Elle a ajouté en réponse à une question sur le sujet d'un journaliste de Real America's Voice que « le report entraînera davantage de recherches sur le cannabis en tant que drogue, en particulier pour ceux qui en ont besoin pour un traitement médical ».
« Le président était donc prêt à prendre cette mesure à la demande du public américain, qui la soutient largement, et de bon nombre de ses conseillers en santé de son équipe avec qui il en a parlé », a déclaré Leavitt, faisant référence aux commentaires que Trump avait faits un jour plus tôt après que le ministère de la Justice a annoncé que le rééchelonnement du cannabis était en cours.
Lors d’une conférence de presse dans le Bureau Ovale jeudi, Trump a parlé des bienfaits médicaux de la marijuana.
« Beaucoup de gens souffrent de gros problèmes, et cela semble être la meilleure réponse », a-t-il déclaré. « Ils en sont très heureux. Le reprogrammation commence donc, et c'est une grande chose, le reprogrammation. »

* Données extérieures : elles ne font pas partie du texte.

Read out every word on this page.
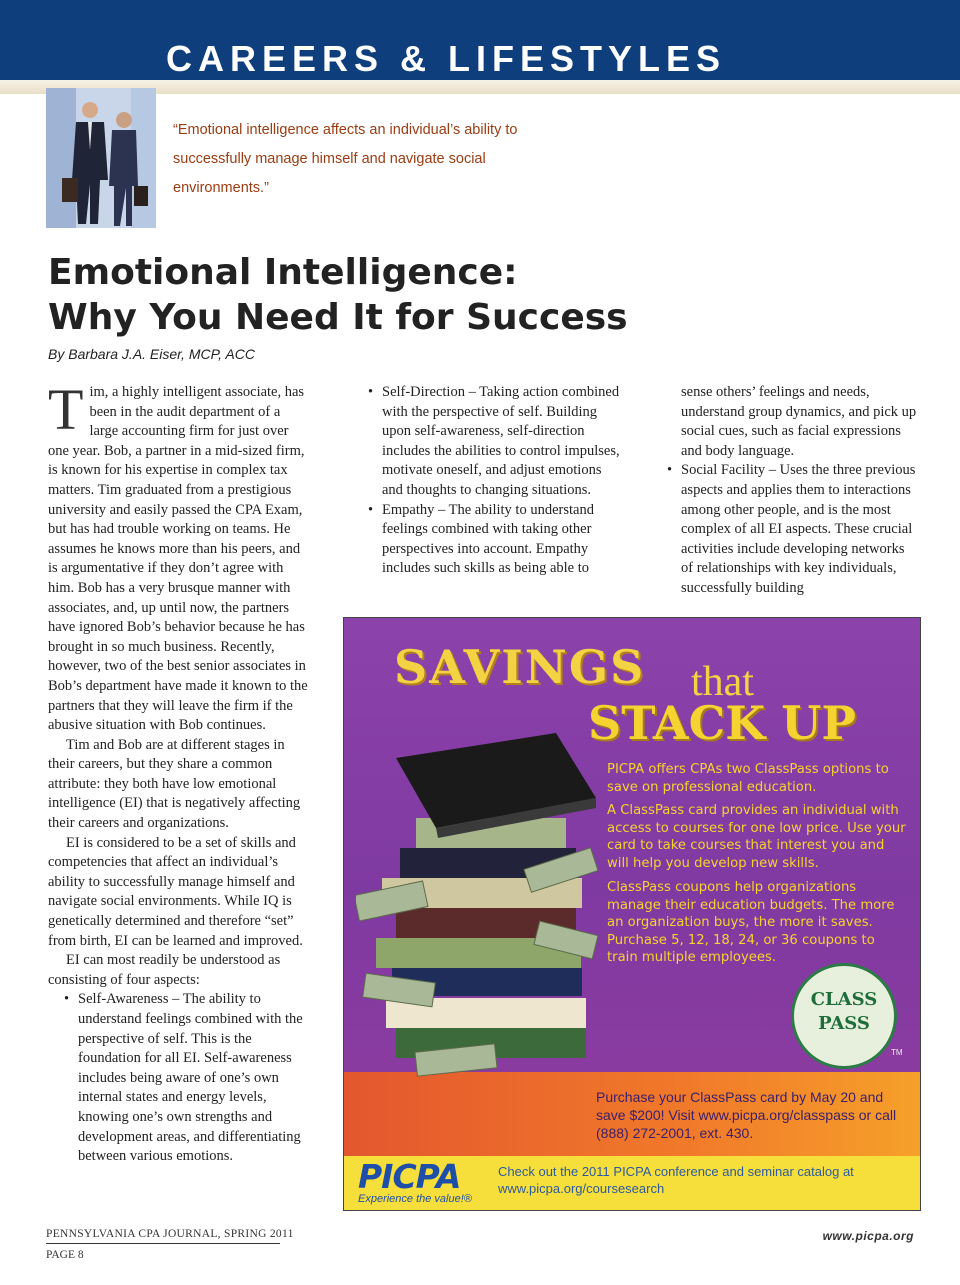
CAREERS & LIFESTYLES
“Emotional intelligence affects an individual’s ability to successfully manage himself and navigate social environments.”
Emotional Intelligence:
Why You Need It for Success
By Barbara J.A. Eiser, MCP, ACC

Tim, a highly intelligent associate, has been in the audit department of a large accounting firm for just over one year. Bob, a partner in a mid-sized firm, is known for his expertise in complex tax matters. Tim graduated from a prestigious university and easily passed the CPA Exam, but has had trouble working on teams. He assumes he knows more than his peers, and is argumentative if they don’t agree with him. Bob has a very brusque manner with associates, and, up until now, the partners have ignored Bob’s behavior because he has brought in so much business. Recently, however, two of the best senior associates in Bob’s department have made it known to the partners that they will leave the firm if the abusive situation with Bob continues.

Tim and Bob are at different stages in their careers, but they share a common attribute: they both have low emotional intelligence (EI) that is negatively affecting their careers and organizations.

EI is considered to be a set of skills and competencies that affect an individual’s ability to successfully manage himself and navigate social environments. While IQ is genetically determined and therefore “set” from birth, EI can be learned and improved.

EI can most readily be understood as consisting of four aspects:

• Self-Awareness – The ability to understand feelings combined with the perspective of self. This is the foundation for all EI. Self-awareness includes being aware of one’s own internal states and energy levels, knowing one’s own strengths and development areas, and differentiating between various emotions.

• Self-Direction – Taking action combined with the perspective of self. Building upon self-awareness, self-direction includes the abilities to control impulses, motivate oneself, and adjust emotions and thoughts to changing situations.

• Empathy – The ability to understand feelings combined with taking other perspectives into account. Empathy includes such skills as being able to

sense others’ feelings and needs, understand group dynamics, and pick up social cues, such as facial expressions and body language.

• Social Facility – Uses the three previous aspects and applies them to interactions among other people, and is the most complex of all EI aspects. These crucial activities include developing networks of relationships with key individuals, successfully building

SAVINGS that
STACK UP

PICPA offers CPAs two ClassPass options to save on professional education.

A ClassPass card provides an individual with access to courses for one low price. Use your card to take courses that interest you and will help you develop new skills.

ClassPass coupons help organizations manage their education budgets. The more an organization buys, the more it saves. Purchase 5, 12, 18, 24, or 36 coupons to train multiple employees.

CLASS
PASS
TM

Purchase your ClassPass card by May 20 and save $200! Visit www.picpa.org/classpass or call (888) 272-2001, ext. 430.

PICPA
Experience the value!®

Check out the 2011 PICPA conference and seminar catalog at www.picpa.org/coursesearch

PENNSYLVANIA CPA JOURNAL, SPRING 2011
PAGE 8
www.picpa.org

Le président a noté que les mesures prises par son administration concernant le rééchelonnement du cannabis sont intervenues après que son ami Howard Kessler lui ait raconté comment il consommait de la marijuana à des fins médicales.
« Il a eu des problèmes médicaux, et il est tombé dessus par hasard, en quelque sorte », a-t-il déclaré. « Il a dû prendre beaucoup de médicaments différents, et il a dit que celui-ci était bien meilleur que tout autre. Et c'est ainsi qu'il a vécu cela. Il n'en a pas bénéficié, sauf du point de vue qu'il mène une vie bien meilleure maintenant. »
« J'espère donc que vous n'en aurez pas besoin », a déclaré Trump. « Mais si vous en avez besoin, j'ai entendu dire que c'était la meilleure de toutes les alternatives. »
Par ailleurs, jeudi, le président a appelé le Congrès à prendre des mesures pour modifier une loi qui menace de recriminaliser au niveau fédéral les produits CBD à spectre complet dérivés du chanvre plus tard cette année.
« Nous devons faire cela correctement et RAPIDEMENT, en particulier pour ceux qui ont vu que le CBD les aidait », a-t-il déclaré dans un message sur les réseaux sociaux. « De plus, on me dit que cela aidera également nos GRANDS AGRICULTEURS, que nous aimons, et qui seront toujours là pour eux. »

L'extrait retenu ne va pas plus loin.